Interpretable Deep Learning in Drug Discovery
This addresses the need for interpretability in drug discovery to aid in designing new molecules and understanding method outcomes, though it is incremental as it builds on existing neural network approaches.
The paper tackles the problem of neural networks being black boxes in drug discovery by developing methods to interpret learned representations, showing that single neurons can act as classifiers for pharmacophore- or toxicophore-like structures, and extracting new structures consistent with literature findings.
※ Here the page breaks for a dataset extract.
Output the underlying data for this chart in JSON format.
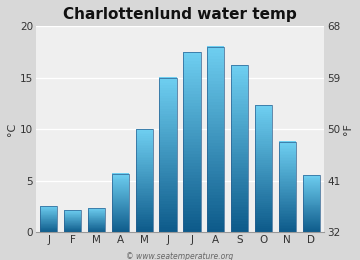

Without any means of interpretation, neural networks that predict molecular properties and bioactivities are merely black boxes. We will unravel these black boxes and will demonstrate approaches to understand the learned representations which are hidden inside these models. We show how single neurons can be interpreted as classifiers which determine the presence or absence of pharmacophore- or toxicophore-like structures, thereby generating new insights and relevant knowledge for chemistry, pharmacology and biochemistry. We further discuss how these novel pharmacophores/toxicophores can be determined from the network by identifying the most relevant components of a compound for the prediction of the network. Additionally, we propose a method which can be used to extract new pharmacophores from a model and will show that these extracted structures are consistent with literature findings. We envision that having access to such interpretable knowledge is a crucial aid in the development and design of new pharmaceutically active molecules, and helps to investigate and understand failures and successes of current methods.